2.2 years ago by
University College London
Just some ideas off the top of my head:
- Mutation-to-expression modelling: For each mutation, test it's association to the expression of
differentially expressed genes (DEGs) in the mutation's 'vicinity'.
This can be as easy as building a linear regression model with
expression as the y (dependent) variable and mutation
absent as x (predictor). From this, you could derive
R-squared values and cross validated 'shrunk' R-squared values,
along with p-values. y variable would be continuous; x variable
would be categorical with mutation absent as reference/base level.
- Transcription factor binding sites: Check for new TFBS (transcription factor binding sites) that may be
introduced as a result of each mutation. Look at databases like
JASPAR to do this - there are also other threads on biostars. There
are undoubtedly some mutations in your data that are going to
modulate expression of nearby genes. For an idea of mechanism, see
the wonderful study by Manour: An
Oncogenic Super-Enhancer Formed Through Somatic Mutation of a
Noncoding Intergenic Element
- Histone binding regions: Check for overlapping histone methylation (e.g. H3K27me3) and
acetylation (e.g. H3K27ac) binding regions - this data is available
from the UCSC, as far as I know. A mutation in such regions could
modify chromatin structure and alter expression.

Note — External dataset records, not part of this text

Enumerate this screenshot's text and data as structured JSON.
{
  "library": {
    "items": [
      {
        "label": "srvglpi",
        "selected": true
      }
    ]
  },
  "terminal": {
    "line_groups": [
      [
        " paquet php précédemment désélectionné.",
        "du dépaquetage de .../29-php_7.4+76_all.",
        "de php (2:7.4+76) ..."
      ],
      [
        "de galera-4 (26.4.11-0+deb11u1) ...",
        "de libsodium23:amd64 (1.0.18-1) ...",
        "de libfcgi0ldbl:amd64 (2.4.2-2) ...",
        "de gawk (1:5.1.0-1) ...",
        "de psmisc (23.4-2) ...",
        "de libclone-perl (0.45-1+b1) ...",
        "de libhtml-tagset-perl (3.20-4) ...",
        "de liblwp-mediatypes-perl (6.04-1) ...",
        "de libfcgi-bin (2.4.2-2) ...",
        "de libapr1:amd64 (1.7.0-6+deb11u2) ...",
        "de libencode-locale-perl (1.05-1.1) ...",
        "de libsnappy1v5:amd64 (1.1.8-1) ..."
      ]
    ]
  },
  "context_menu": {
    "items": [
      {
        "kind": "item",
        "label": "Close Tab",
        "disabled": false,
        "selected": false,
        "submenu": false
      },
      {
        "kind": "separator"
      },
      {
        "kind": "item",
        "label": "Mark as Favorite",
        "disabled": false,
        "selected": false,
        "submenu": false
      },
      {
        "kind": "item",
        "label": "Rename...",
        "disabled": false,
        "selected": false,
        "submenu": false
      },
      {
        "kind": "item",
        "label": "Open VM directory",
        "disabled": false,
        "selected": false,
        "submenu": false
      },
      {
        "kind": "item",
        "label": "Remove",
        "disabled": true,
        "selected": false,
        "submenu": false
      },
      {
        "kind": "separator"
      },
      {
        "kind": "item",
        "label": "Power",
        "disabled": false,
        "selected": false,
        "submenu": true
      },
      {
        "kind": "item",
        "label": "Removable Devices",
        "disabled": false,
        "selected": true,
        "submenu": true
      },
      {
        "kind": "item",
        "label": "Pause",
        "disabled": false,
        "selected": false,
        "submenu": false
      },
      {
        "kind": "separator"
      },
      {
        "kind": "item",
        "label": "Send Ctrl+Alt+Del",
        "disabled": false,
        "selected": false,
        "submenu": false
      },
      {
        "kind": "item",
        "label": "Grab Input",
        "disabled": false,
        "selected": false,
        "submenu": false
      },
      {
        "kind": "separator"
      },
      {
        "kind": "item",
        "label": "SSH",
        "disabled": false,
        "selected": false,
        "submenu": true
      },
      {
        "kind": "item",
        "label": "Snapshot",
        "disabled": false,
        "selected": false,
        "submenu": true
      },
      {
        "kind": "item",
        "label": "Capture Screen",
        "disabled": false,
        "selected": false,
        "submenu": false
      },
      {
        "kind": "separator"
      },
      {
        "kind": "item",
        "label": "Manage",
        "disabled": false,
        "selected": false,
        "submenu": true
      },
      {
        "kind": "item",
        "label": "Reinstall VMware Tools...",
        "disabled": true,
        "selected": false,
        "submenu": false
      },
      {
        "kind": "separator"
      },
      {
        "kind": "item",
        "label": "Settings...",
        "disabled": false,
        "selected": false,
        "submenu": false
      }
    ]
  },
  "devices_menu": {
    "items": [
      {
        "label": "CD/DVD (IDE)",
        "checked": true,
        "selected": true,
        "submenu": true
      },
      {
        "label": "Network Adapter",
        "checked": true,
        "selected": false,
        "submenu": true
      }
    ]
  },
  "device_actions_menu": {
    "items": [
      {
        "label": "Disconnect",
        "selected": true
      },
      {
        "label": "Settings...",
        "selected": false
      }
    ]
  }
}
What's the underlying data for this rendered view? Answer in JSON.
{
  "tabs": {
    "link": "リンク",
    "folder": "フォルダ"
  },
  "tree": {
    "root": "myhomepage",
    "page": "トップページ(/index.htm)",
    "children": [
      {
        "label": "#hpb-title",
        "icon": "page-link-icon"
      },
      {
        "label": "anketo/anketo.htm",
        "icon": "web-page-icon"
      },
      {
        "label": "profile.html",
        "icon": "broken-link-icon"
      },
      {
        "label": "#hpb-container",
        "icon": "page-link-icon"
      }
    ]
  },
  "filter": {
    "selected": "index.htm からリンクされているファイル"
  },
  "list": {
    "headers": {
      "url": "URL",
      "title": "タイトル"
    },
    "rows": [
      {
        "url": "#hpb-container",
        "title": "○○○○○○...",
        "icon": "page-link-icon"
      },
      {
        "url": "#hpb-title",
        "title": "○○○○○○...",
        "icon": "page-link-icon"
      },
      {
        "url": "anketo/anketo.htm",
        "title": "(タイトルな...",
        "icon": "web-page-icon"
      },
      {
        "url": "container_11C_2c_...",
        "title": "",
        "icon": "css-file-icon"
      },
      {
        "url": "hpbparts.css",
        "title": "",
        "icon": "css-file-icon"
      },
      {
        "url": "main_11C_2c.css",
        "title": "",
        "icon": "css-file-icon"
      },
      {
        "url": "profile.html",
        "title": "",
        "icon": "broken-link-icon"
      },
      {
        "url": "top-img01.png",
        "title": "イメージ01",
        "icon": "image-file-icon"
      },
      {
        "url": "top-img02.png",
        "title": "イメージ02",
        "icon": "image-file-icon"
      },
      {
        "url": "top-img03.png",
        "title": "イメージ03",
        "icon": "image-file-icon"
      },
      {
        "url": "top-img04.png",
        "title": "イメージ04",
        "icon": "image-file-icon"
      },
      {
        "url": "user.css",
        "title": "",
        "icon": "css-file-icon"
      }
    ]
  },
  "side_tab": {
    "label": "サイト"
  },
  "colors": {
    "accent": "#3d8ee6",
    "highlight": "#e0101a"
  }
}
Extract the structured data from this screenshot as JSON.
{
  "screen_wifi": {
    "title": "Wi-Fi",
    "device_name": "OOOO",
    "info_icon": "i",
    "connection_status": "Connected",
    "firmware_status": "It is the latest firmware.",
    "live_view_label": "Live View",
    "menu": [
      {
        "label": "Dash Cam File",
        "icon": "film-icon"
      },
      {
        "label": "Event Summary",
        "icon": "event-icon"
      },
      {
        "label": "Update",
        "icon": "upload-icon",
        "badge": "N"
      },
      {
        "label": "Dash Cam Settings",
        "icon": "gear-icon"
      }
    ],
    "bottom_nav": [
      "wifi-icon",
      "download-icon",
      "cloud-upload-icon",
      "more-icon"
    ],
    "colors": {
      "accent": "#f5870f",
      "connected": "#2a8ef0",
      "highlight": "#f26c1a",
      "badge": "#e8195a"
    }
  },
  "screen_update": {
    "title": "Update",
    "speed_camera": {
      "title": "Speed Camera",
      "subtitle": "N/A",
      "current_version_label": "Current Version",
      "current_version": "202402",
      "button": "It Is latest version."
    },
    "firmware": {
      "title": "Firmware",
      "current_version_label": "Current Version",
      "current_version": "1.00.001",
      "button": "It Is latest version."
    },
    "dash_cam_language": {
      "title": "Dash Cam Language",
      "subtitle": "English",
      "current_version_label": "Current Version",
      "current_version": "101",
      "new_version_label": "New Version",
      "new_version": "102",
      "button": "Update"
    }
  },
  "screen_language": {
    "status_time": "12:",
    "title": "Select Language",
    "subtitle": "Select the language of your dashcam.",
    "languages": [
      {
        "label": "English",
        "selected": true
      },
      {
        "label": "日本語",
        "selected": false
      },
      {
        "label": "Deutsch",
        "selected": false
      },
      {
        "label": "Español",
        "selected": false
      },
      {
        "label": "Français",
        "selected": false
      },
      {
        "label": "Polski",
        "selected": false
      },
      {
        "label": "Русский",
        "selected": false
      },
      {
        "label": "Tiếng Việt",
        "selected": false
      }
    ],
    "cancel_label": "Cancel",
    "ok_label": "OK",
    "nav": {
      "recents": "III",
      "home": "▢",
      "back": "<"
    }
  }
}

- Transcription start sites: Overlapping transcription start sites (TSS) - again,
available from UCSC I believe
- In silico prediction: Use one of those functional / pathogenicity prediction tools. There
have been many tools released in recent years, including ones
tailored for cancer and somatic mutations. Take a quick look here:
A: pathogenicity predictors of cancer mutations
Noe that, technically, you could introduce all of the data from points 2-5 into the model mentioned in point 1. This would then be a robust way to assess the role of each mutation in relation to gene expression.
Finally, thinking just about the RNA-seq data, you could deconvolute it in order to identify immune cell-types that may be present in the tumour. This would give you an indication of the amount of immune cell infiltration, which is likely to differ across your tumors.
There are yet more ideas that I have not mentioned.